O documento de três páginas foi resgatado pela 'Comissão da Verdade do Estado de São Paulo — Rubens Paiva', estabelecido durante o governo de Dilma Rousseff; também torturada pelos militares.
"Esta carta é endereçada a Vossas Excelências por uma mulher que viu sua casa invadida por homens, de armas a mão, dizendo-se agentes de segurança, para levar presos, sem apresentação judicial ou determinação de qualquer autoridade policial militar, de início, seu marido: engenheiro Rubens Beyrodt/Paiva", começa a escrita.

Eunice também relata que ela e Eliana, sua filha de 15 anos, foram detidas, fazendo com que seus outros filhos fossem deixados, à própria sorte, em sua casa.
"Ê, pois, a um tempo, a carta da mãe, que conheceu a surpresa enorme, melhor diria a indignação, mantida no mais íntimo de si mesma, de assistir à prisão de uma filha, adiante encapuzada, como, igualmente, ela própria, para posteriormente, já, aí, não mais em sua presença, ser submetida aos traumas psicológicos terrivelmente brutais em sua idade…"
No documento, a matriarca da Família Paiva aponta ter sido vítima de prisão violenta e mantido incomunicável por 12 dias, sendo "interrogada horas sem fim, isolada do mundo, em condições de ambiente físico e humano que é melhor não referir, para, quem sabem ter a graça, um dia, de esquecer".
Eunice Paiva ainda se descreve como a esposa que busca respostas sobre o destino do marido ou a respeito das acusações impostas contra ele, "quase um mês decorrido do tormento que atingiu sua família".
A prisão
Na carta, Eunice conta que a prisão de Rubens Paivase deu no dia 20 de janeiro, feriado do Dia de São Sebastião, por volta do meio-dia, quando seu marido e seus filhos voltavam para casa após terem ido à praia. A matriarca também cita que ela e Eliana foram detidas no dia seguinte.

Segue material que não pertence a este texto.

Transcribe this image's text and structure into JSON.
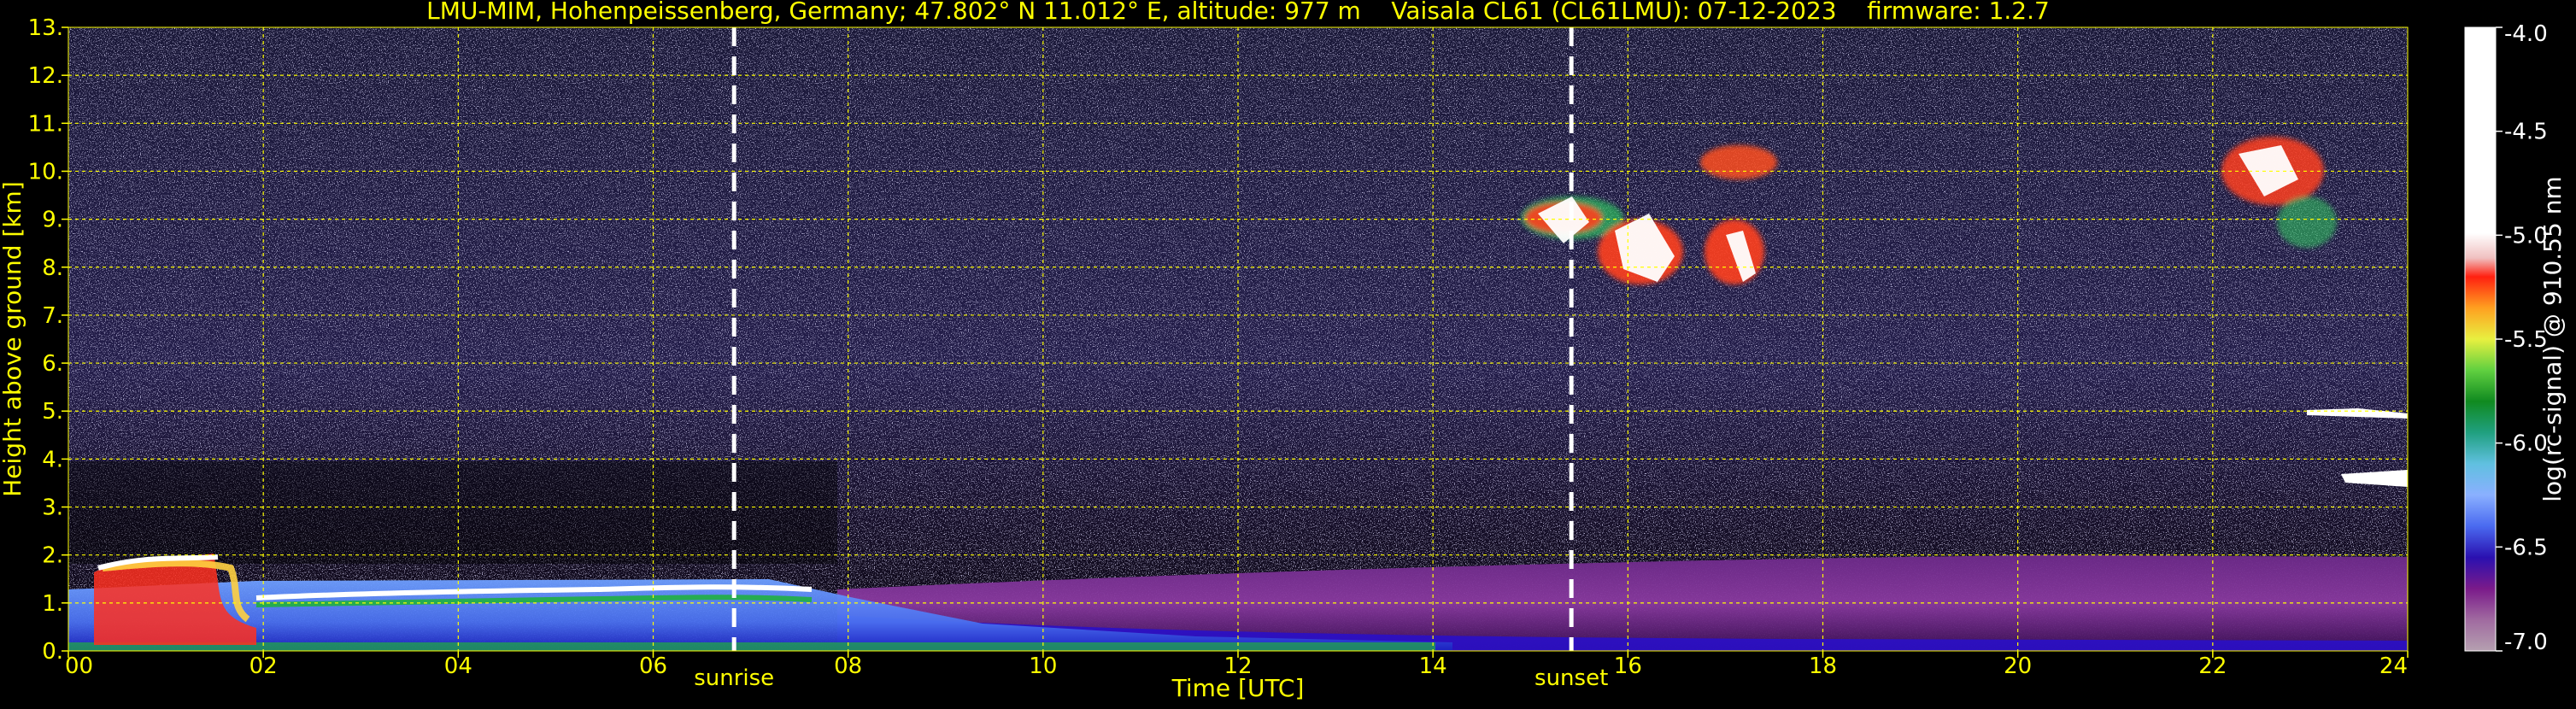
{
  "chart_data": {
    "type": "heatmap",
    "title": "LMU-MIM, Hohenpeissenberg, Germany; 47.802° N 11.012° E, altitude: 977 m    Vaisala CL61 (CL61LMU): 07-12-2023    firmware: 1.2.7",
    "xlabel": "Time [UTC]",
    "ylabel": "Height above ground [km]",
    "colorbar_label": "log(rc-signal) @ 910.55 nm",
    "xlim": [
      0,
      24
    ],
    "ylim": [
      0,
      13
    ],
    "clim": [
      -7.0,
      -4.0
    ],
    "x_ticks": [
      "00",
      "02",
      "04",
      "06",
      "08",
      "10",
      "12",
      "14",
      "16",
      "18",
      "20",
      "22",
      "24"
    ],
    "y_ticks": [
      "0.",
      "1.",
      "2.",
      "3.",
      "4.",
      "5.",
      "6.",
      "7.",
      "8.",
      "9.",
      "10.",
      "11.",
      "12.",
      "13."
    ],
    "colorbar_ticks": [
      "-4.0",
      "-4.5",
      "-5.0",
      "-5.5",
      "-6.0",
      "-6.5",
      "-7.0"
    ],
    "grid": true,
    "grid_color": "#ffff00",
    "text_color": "#ffff00",
    "background": "#000000",
    "annotations": [
      {
        "label": "sunrise",
        "x": 6.83
      },
      {
        "label": "sunset",
        "x": 15.42
      }
    ],
    "features": [
      {
        "name": "low cloud layer",
        "x": [
          0.3,
          1.6
        ],
        "y": [
          0.5,
          1.9
        ]
      },
      {
        "name": "boundary layer top",
        "x": [
          1.6,
          7.5
        ],
        "y": [
          0.9,
          1.35
        ]
      },
      {
        "name": "cirrus cloud",
        "x": [
          14.8,
          18.0
        ],
        "y": [
          7.6,
          10.5
        ]
      },
      {
        "name": "cirrus cloud",
        "x": [
          21.9,
          23.4
        ],
        "y": [
          8.0,
          10.8
        ]
      },
      {
        "name": "mid-level cloud",
        "x": [
          23.0,
          24.0
        ],
        "y": [
          3.3,
          5.0
        ]
      }
    ]
  }
}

Estivemos todos no quartel da Polícia do Exército, à rua Barão de Mesquita, nesta cidade do Rio de Janeiro".
Quando esteve no DOI-Codi, ela conta que os agentes lhe mostraram um livro com registros dos prisioneiros, que continha fotos dela, de Rubens e de Eliana. "Nesse quartel, durante os interrogatórios a que me submeteram, informaram-me que meu marido também lá se encontrava".
Quando foi solta, no dia 2 de fevereiro, porém, já não tinha mais notícias sobre ele. Comprovando que Rubens foi enviado para lá, ela narra que viu o carro do marido no pátio interno do quartel.
"Nosso automóvel, o que Rubens preso conduzira pessoalmente, acompanhado dos agentes de segurança". Impossibilitada de dirigir, Eunice Paiva autorizou sua cunhada, Renée Paiva Guimarães, a buscá-lo.
Após ser solta, a matriarca também aponta que soube que sua mãe havia levado, ao Ministério de Guerra, algumas roupas destinadas à Rubens. "Elas foram inicialmente recebidas".
Dias depois, entretanto, recusadas, sob a alegação de que Rubens não se encontrava em nenhuma organização militar submetida ao Comando do Primeiro Exército".
Além disso, Eunice cita que o Superior Tribunal Militar, em resposta ao processo de Habeas Corpus emitido por seu advogado, relatou que não havia registros que ela e tampouco Rubens Paiva haviam sido presos em qualquer unidade da área do Primeiro Exército.
Por fim, ela ainda comenta sobre a versão, vinculada em jornais e veículos de televisão, "insinuando que meu marido teria sido objeto de uma operação de resgate efetuada por grupos de terroristas. Versão cuja inverossimilhança é absoluta e que tem todo o feitio de uma farsa impiedosa".
"Não posso e não quero admitir que, em meu país, se faça desaparecer assim, por tanto tempo, uma pessoa humana".